The two enjoyed their prized position onstage and watched the opening of their mini-drama, "Two Ghosts Meet." From the shadows offstage, two male actors emerged, wrapped in white sheets. Trading wisecracks and other lines crafted by fifth-graders, the ghosts described death - "It feels like I'm alive,
but colder" - and other mysteries for their audience. Then the ghosts practiced their "boos," and one of them burped.
The playwrights both clutched their stomachs and leaned forward, chuckling at their own comic genius.
When their play ended, the boys stood for synchronized bows. A spotlight drowned them as the crowd of students, teachers and a smattering of parents roared its approval. Scurrying off the stage, Paul and Josh exchanged excited whispers before they collapsed back into their seats and grinned wildly.
Wall feeds off the enthusiasm of these little playwrights. She does not know if she will teach WiseWrite next year, but days like this make her want to return.
Moving down the aisle, Wall clung to a spot near Thompson's students.
Paul told her that Corteze, like several students, could not attend the festival. His behavior was too bad.
Wall had wanted him to be there, to at least see what he could aspire to. Maybe it would have made him want to write.
An urgency crept into her voice as she leaned into Paul.
"Give Corteze a message," she said. "Tell him we hope that someday he'll write. And someday we hope to work with him."
Wingtips and wondering
James, not fully recovered from the disappointment of failing to have his play chosen, stood at the front of the line leading out of the theater.
He was wearing a man's silver sportscoat, a man's black pants and a man's black wingtips, all of which were too large for him. His father let him wear them for the big day.

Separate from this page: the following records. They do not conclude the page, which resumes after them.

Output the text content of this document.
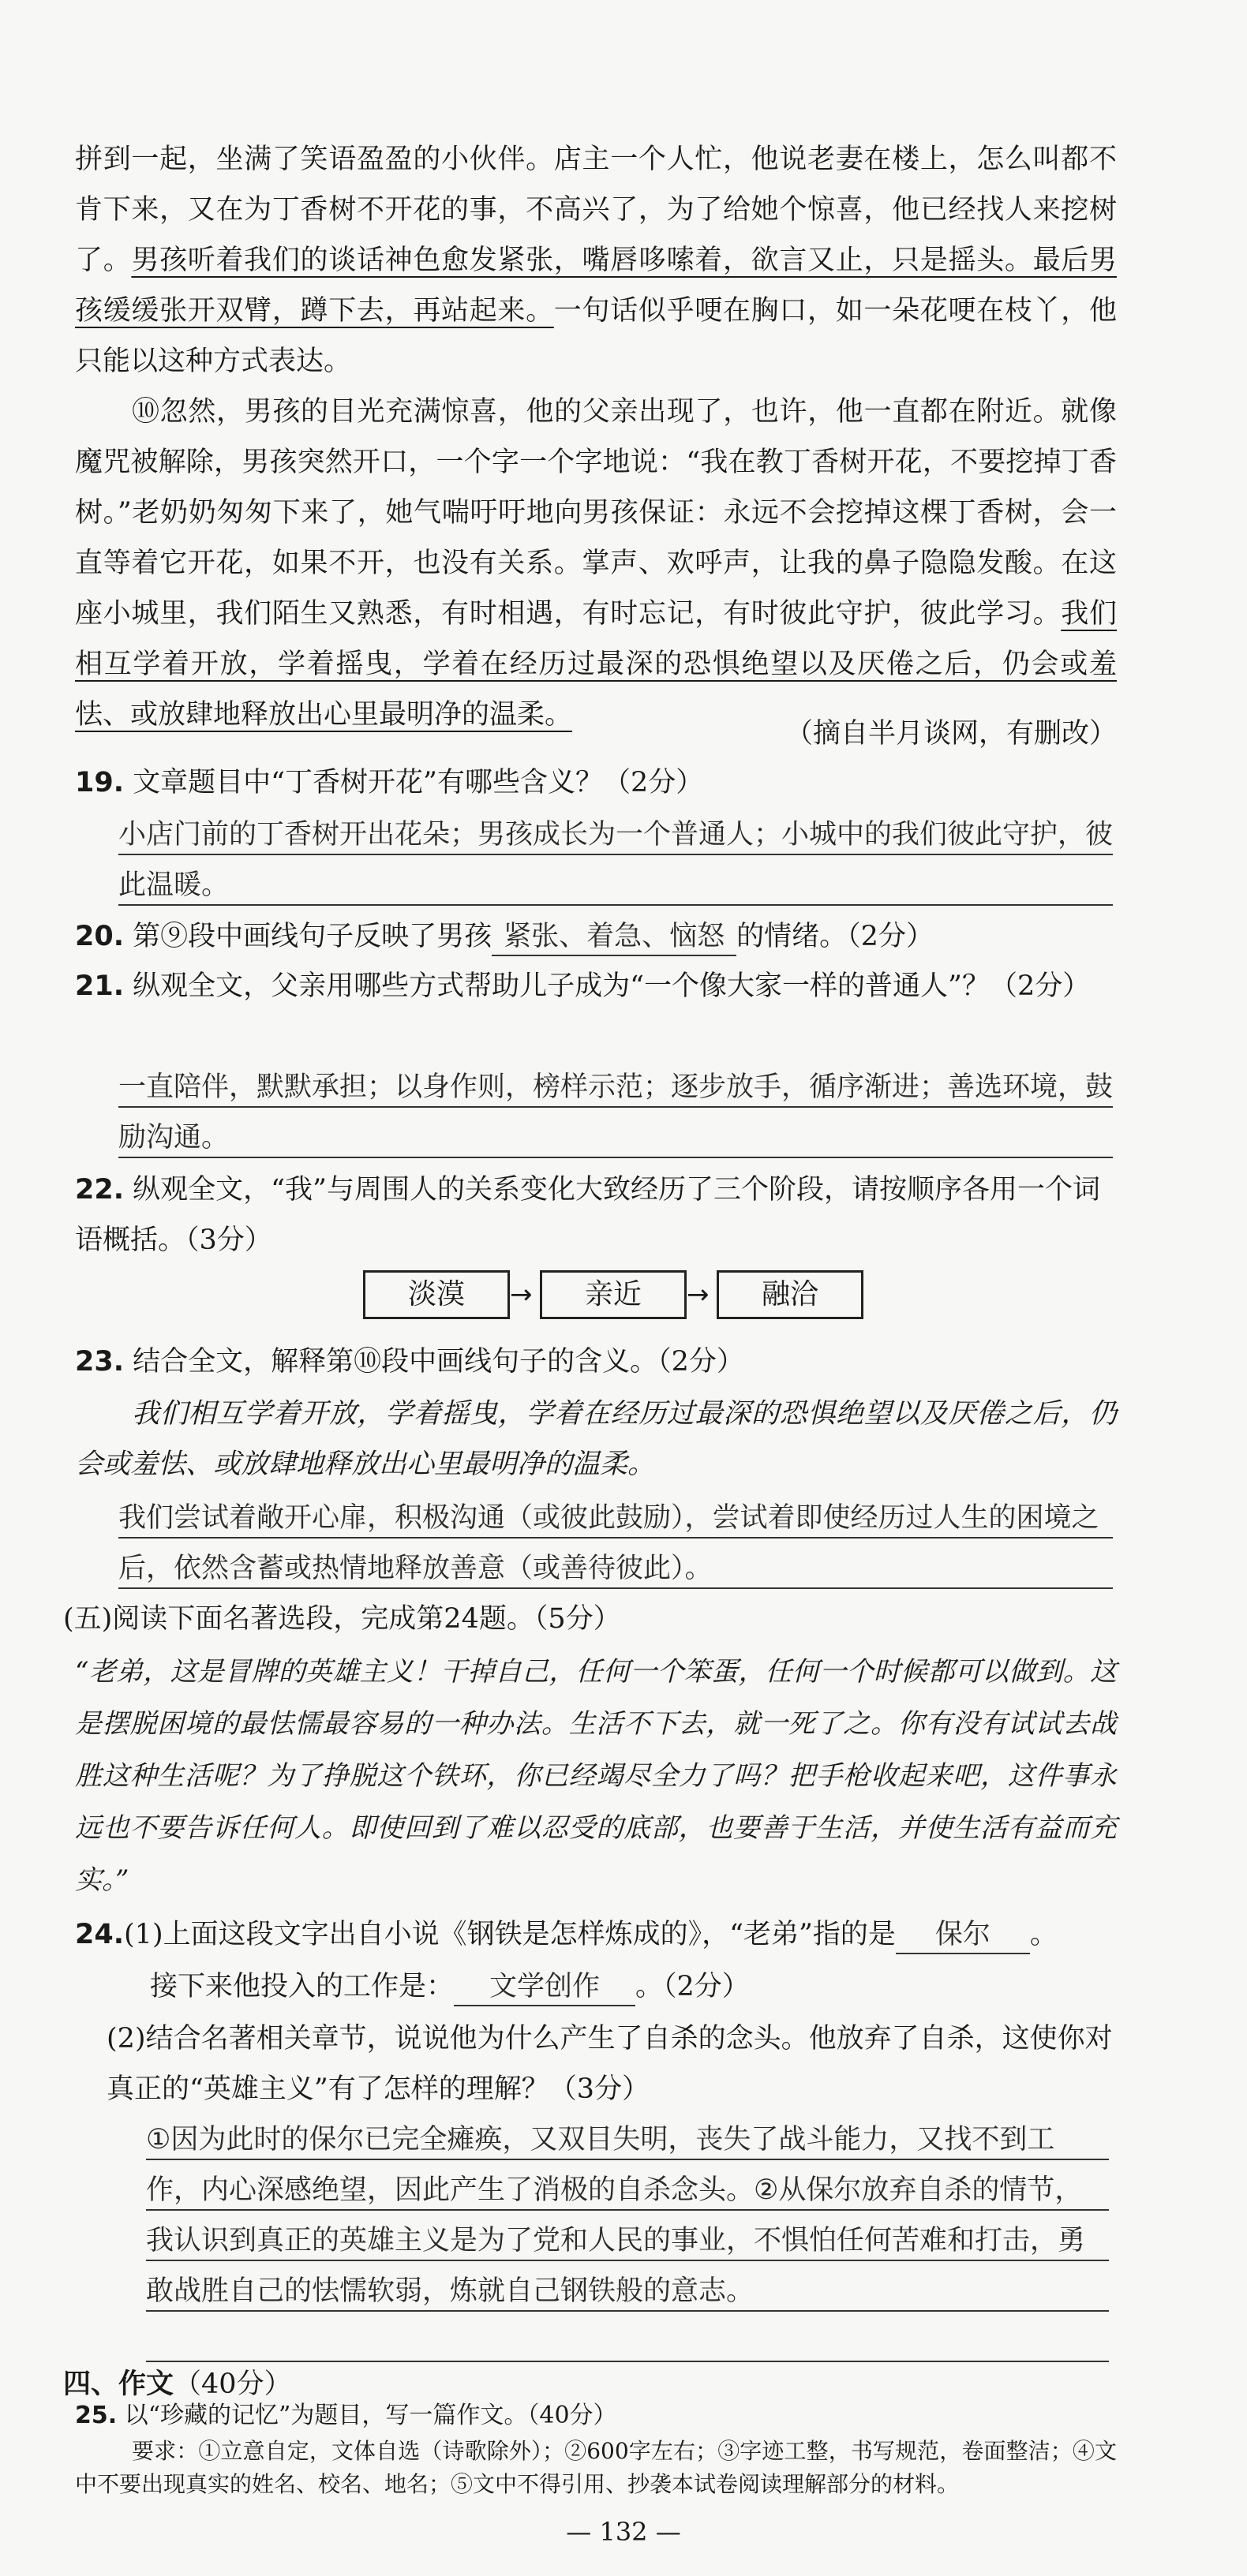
拼到一起，坐满了笑语盈盈的小伙伴。店主一个人忙，他说老妻在楼上，怎么叫都不肯下来，又在为丁香树不开花的事，不高兴了，为了给她个惊喜，他已经找人来挖树了。男孩听着我们的谈话神色愈发紧张，嘴唇哆嗦着，欲言又止，只是摇头。最后男孩缓缓张开双臂，蹲下去，再站起来。一句话似乎哽在胸口，如一朵花哽在枝丫，他只能以这种方式表达。

⑩忽然，男孩的目光充满惊喜，他的父亲出现了，也许，他一直都在附近。就像魔咒被解除，男孩突然开口，一个字一个字地说：“我在教丁香树开花，不要挖掉丁香树。”老奶奶匆匆下来了，她气喘吁吁地向男孩保证：永远不会挖掉这棵丁香树，会一直等着它开花，如果不开，也没有关系。掌声、欢呼声，让我的鼻子隐隐发酸。在这座小城里，我们陌生又熟悉，有时相遇，有时忘记，有时彼此守护，彼此学习。我们相互学着开放，学着摇曳，学着在经历过最深的恐惧绝望以及厌倦之后，仍会或羞怯、或放肆地释放出心里最明净的温柔。

（摘自半月谈网，有删改）

19. 文章题目中“丁香树开花”有哪些含义？（2分）

小店门前的丁香树开出花朵；男孩成长为一个普通人；小城中的我们彼此守护，彼此温暖。

20. 第⑨段中画线句子反映了男孩 紧张、着急、恼怒 的情绪。（2分）

21. 纵观全文，父亲用哪些方式帮助儿子成为“一个像大家一样的普通人”？（2分）

一直陪伴，默默承担；以身作则，榜样示范；逐步放手，循序渐进；善选环境，鼓励沟通。

22. 纵观全文，“我”与周围人的关系变化大致经历了三个阶段，请按顺序各用一个词语概括。（3分）

淡漠	→	亲近	→	融洽

23. 结合全文，解释第⑩段中画线句子的含义。（2分）

我们相互学着开放，学着摇曳，学着在经历过最深的恐惧绝望以及厌倦之后，仍会或羞怯、或放肆地释放出心里最明净的温柔。

我们尝试着敞开心扉，积极沟通（或彼此鼓励），尝试着即使经历过人生的困境之后，依然含蓄或热情地释放善意（或善待彼此）。

(五)阅读下面名著选段，完成第24题。（5分）

“老弟，这是冒牌的英雄主义！干掉自己，任何一个笨蛋，任何一个时候都可以做到。这是摆脱困境的最怯懦最容易的一种办法。生活不下去，就一死了之。你有没有试试去战胜这种生活呢？为了挣脱这个铁环，你已经竭尽全力了吗？把手枪收起来吧，这件事永远也不要告诉任何人。即使回到了难以忍受的底部，也要善于生活，并使生活有益而充实。”

24.(1)上面这段文字出自小说《钢铁是怎样炼成的》，“老弟”指的是 保尔 。

接下来他投入的工作是： 文学创作 。（2分）

(2)结合名著相关章节，说说他为什么产生了自杀的念头。他放弃了自杀，这使你对真正的“英雄主义”有了怎样的理解？（3分）

①因为此时的保尔已完全瘫痪，又双目失明，丧失了战斗能力，又找不到工作，内心深感绝望，因此产生了消极的自杀念头。②从保尔放弃自杀的情节，我认识到真正的英雄主义是为了党和人民的事业，不惧怕任何苦难和打击，勇敢战胜自己的怯懦软弱，炼就自己钢铁般的意志。

四、作文（40分）

25. 以“珍藏的记忆”为题目，写一篇作文。（40分）

要求：①立意自定，文体自选（诗歌除外）；②600字左右；③字迹工整，书写规范，卷面整洁；④文中不要出现真实的姓名、校名、地名；⑤文中不得引用、抄袭本试卷阅读理解部分的材料。

— 132 —
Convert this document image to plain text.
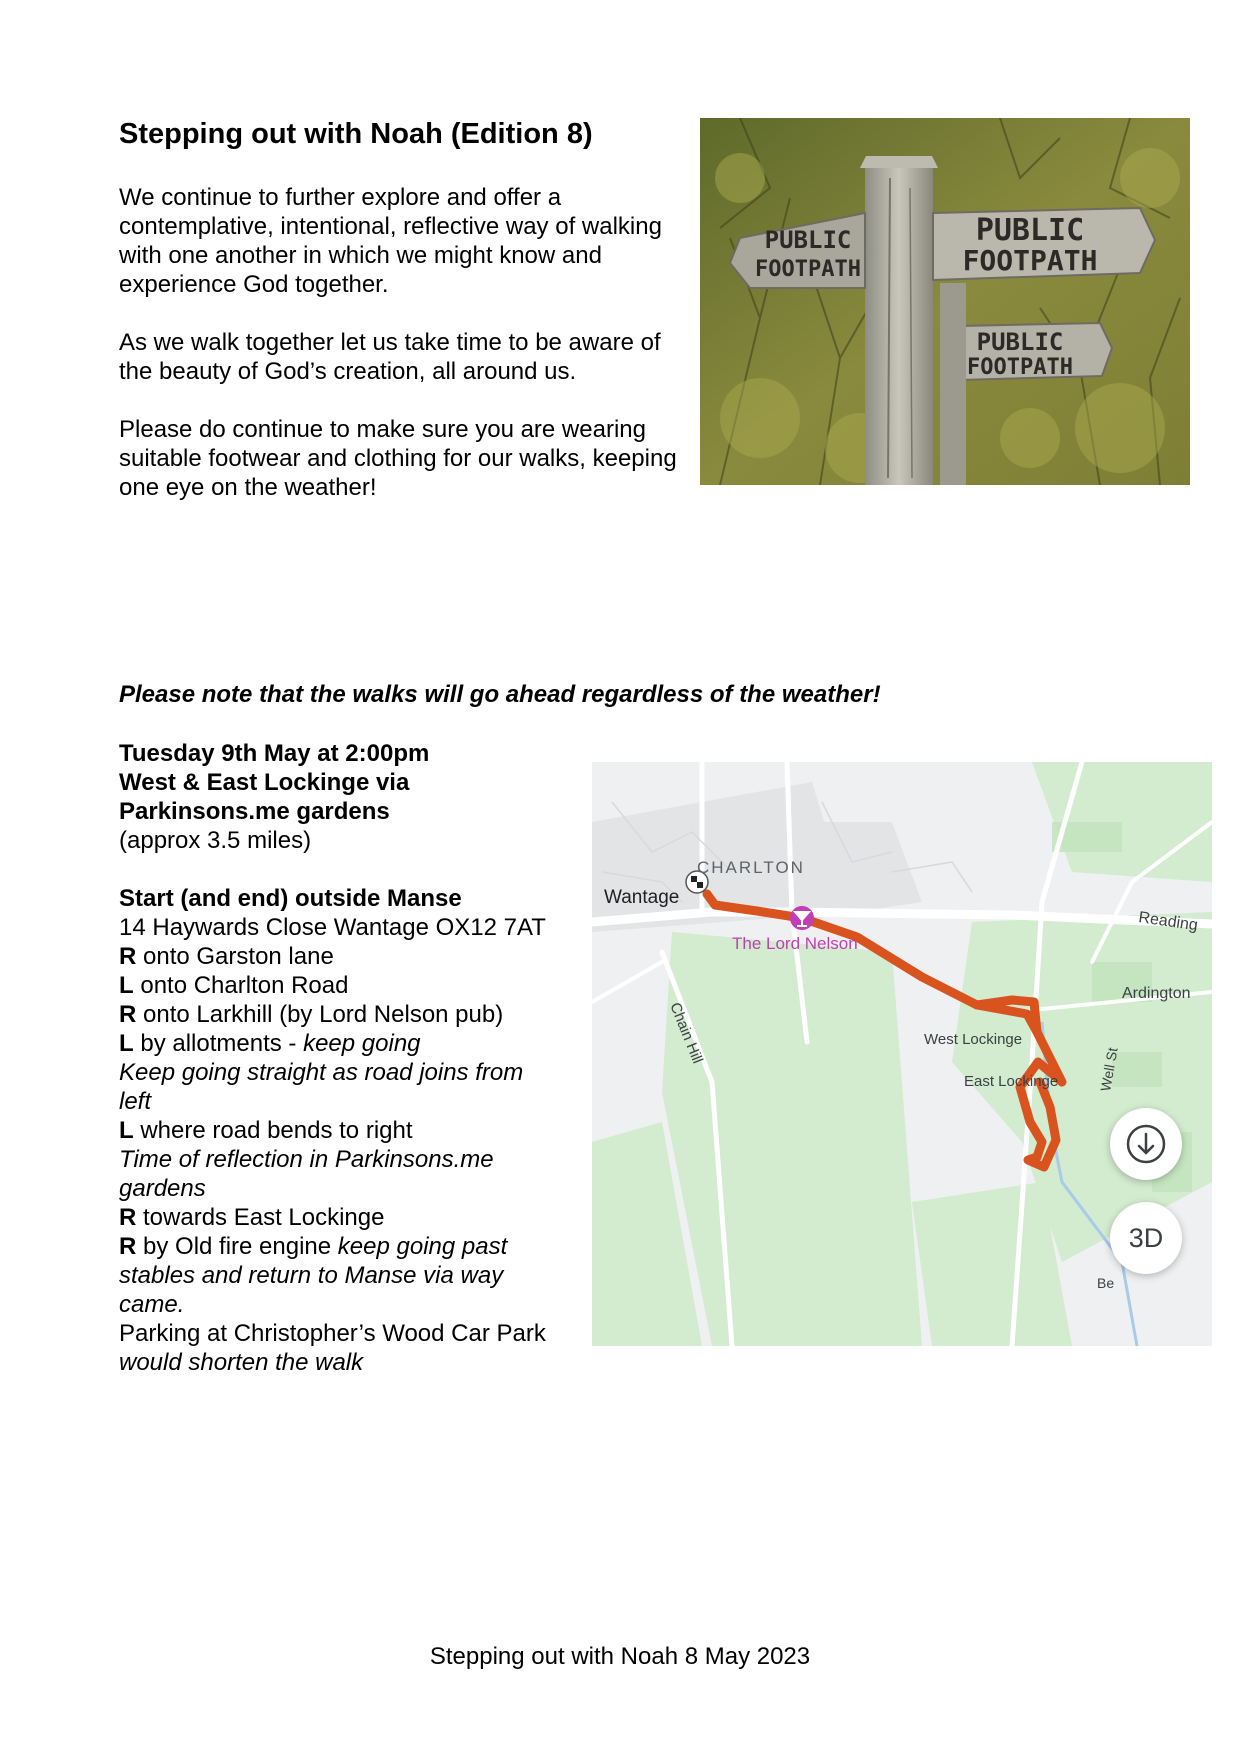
Stepping out with Noah (Edition 8)

We continue to further explore and offer a contemplative, intentional, reflective way of walking with one another in which we might know and experience God together.

As we walk together let us take time to be aware of the beauty of God’s creation, all around us.

Please do continue to make sure you are wearing suitable footwear and clothing for our walks, keeping one eye on the weather!

PUBLIC
FOOTPATH
PUBLIC
FOOTPATH
PUBLIC
FOOTPATH

Please note that the walks will go ahead regardless of the weather!

Tuesday 9th May at 2:00pm
West & East Lockinge via
Parkinsons.me gardens
(approx 3.5 miles)
Start (and end) outside Manse
14 Haywards Close Wantage OX12 7AT
R onto Garston lane
L onto Charlton Road
R onto Larkhill (by Lord Nelson pub)
L by allotments - keep going
Keep going straight as road joins from
left
L where road bends to right
Time of reflection in Parkinsons.me
gardens
R towards East Lockinge
R by Old fire engine keep going past
stables and return to Manse via way
came.
Parking at Christopher’s Wood Car Park
would shorten the walk
CHARLTON
Wantage
The Lord Nelson
Reading
Ardington
Chain Hill	West Lockinge
East Lockinge	Well St
Be
3D

Stepping out with Noah 8 May 2023
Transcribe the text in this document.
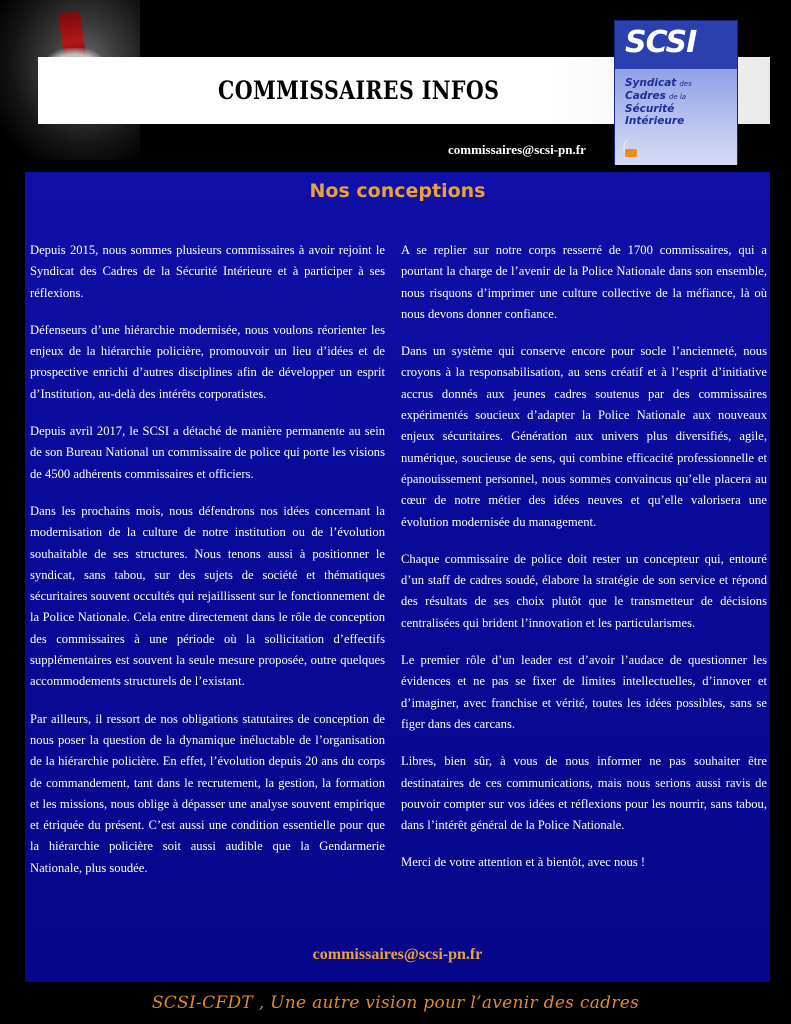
COMMISSAIRES INFOS
SCSI
Syndicat des
Cadres de la
Sécurité
Intérieure
commissaires@scsi-pn.fr
Nos conceptions

Depuis 2015, nous sommes plusieurs commissaires à avoir rejoint le Syndicat des Cadres de la Sécurité Intérieure et à participer à ses réflexions.

Défenseurs d’une hiérarchie modernisée, nous voulons réorienter les enjeux de la hiérarchie policière, promouvoir un lieu d’idées et de prospective enrichi d’autres disciplines afin de développer un esprit d’Institution, au-delà des intérêts corporatistes.

Depuis avril 2017, le SCSI a détaché de manière permanente au sein de son Bureau National un commissaire de police qui porte les visions de 4500 adhérents commissaires et officiers.

Dans les prochains mois, nous défendrons nos idées concernant la modernisation de la culture de notre institution ou de l’évolution souhaitable de ses structures. Nous tenons aussi à positionner le syndicat, sans tabou, sur des sujets de société et thématiques sécuritaires souvent occultés qui rejaillissent sur le fonctionnement de la Police Nationale. Cela entre directement dans le rôle de conception des commissaires à une période où la sollicitation d’effectifs supplémentaires est souvent la seule mesure proposée, outre quelques accommodements structurels de l’existant.

Par ailleurs, il ressort de nos obligations statutaires de conception de nous poser la question de la dynamique inéluctable de l’organisation de la hiérarchie policière. En effet, l’évolution depuis 20 ans du corps de commandement, tant dans le recrutement, la gestion, la formation et les missions, nous oblige à dépasser une analyse souvent empirique et étriquée du présent. C’est aussi une condition essentielle pour que la hiérarchie policière soit aussi audible que la Gendarmerie Nationale, plus soudée.

A se replier sur notre corps resserré de 1700 commissaires, qui a pourtant la charge de l’avenir de la Police Nationale dans son ensemble, nous risquons d’imprimer une culture collective de la méfiance, là où nous devons donner confiance.

Dans un système qui conserve encore pour socle l’ancienneté, nous croyons à la responsabilisation, au sens créatif et à l’esprit d’initiative accrus donnés aux jeunes cadres soutenus par des commissaires expérimentés soucieux d’adapter la Police Nationale aux nouveaux enjeux sécuritaires. Génération aux univers plus diversifiés, agile, numérique, soucieuse de sens, qui combine efficacité professionnelle et épanouissement personnel, nous sommes convaincus qu’elle placera au cœur de notre métier des idées neuves et qu’elle valorisera une évolution modernisée du management.

Chaque commissaire de police doit rester un concepteur qui, entouré d’un staff de cadres soudé, élabore la stratégie de son service et répond des résultats de ses choix plutôt que le transmetteur de décisions centralisées qui brident l’innovation et les particularismes.

Le premier rôle d’un leader est d’avoir l’audace de questionner les évidences et ne pas se fixer de limites intellectuelles, d’innover et d’imaginer, avec franchise et vérité, toutes les idées possibles, sans se figer dans des carcans.

Libres, bien sûr, à vous de nous informer ne pas souhaiter être destinataires de ces communications, mais nous serions aussi ravis de pouvoir compter sur vos idées et réflexions pour les nourrir, sans tabou, dans l’intérêt général de la Police Nationale.

Merci de votre attention et à bientôt, avec nous !

commissaires@scsi-pn.fr
SCSI-CFDT , Une autre vision pour l’avenir des cadres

His face was serious, even somber. He was not talking much.
But he was there.
Wall's stars made it, too. Roland, who had joined Ellis and Keyonna on stage earlier in the day, tugged at Wall in the theater lobby afterward.
Me and Ellis is gonna keep writing plays and keep sending 'em to The Rep," Roland said.
He thrust his golden WiseWrite program toward Wall and asked for the phone number of the theater. She bent down to give him the number, then touched him on the shoulders.
Wall straightened up, still reaching out to touch each little body that passed her. Wall was too excited to remember each face. Later she would piece together who was there and who was not.
She watched the last of her playwrights file toward their buses.
"Bye, bye, guys."
When the last one left, Wall exhaled loudly.
Then she laughed.
"I am just ecstatic. Watching the kids' faces onstage is just everything."
Her eyes creased as she surveyed the now-quiet theater.
"I regret that some of the kids aren't here. That's kind of sad when you see that."
Despite a six-month struggle to engage her fifth-grade writers, satisfaction washed over Wall.
"When I see what happened," Wall said, "I just go crazy for it. But you know that was the end product, that was the end day. And you know . . . it is just so unbelievably hard."
Wall will attend the graduation of the fifth-graders in June. But she wishes she could continue working with the students to show them how to transform their confusion and anger into drama.
"Years from now, I'd love to find out which of these kids really did become a playwright," Wall said. "I would love to go back to them next year. I'd love to see what's going on with Corteze."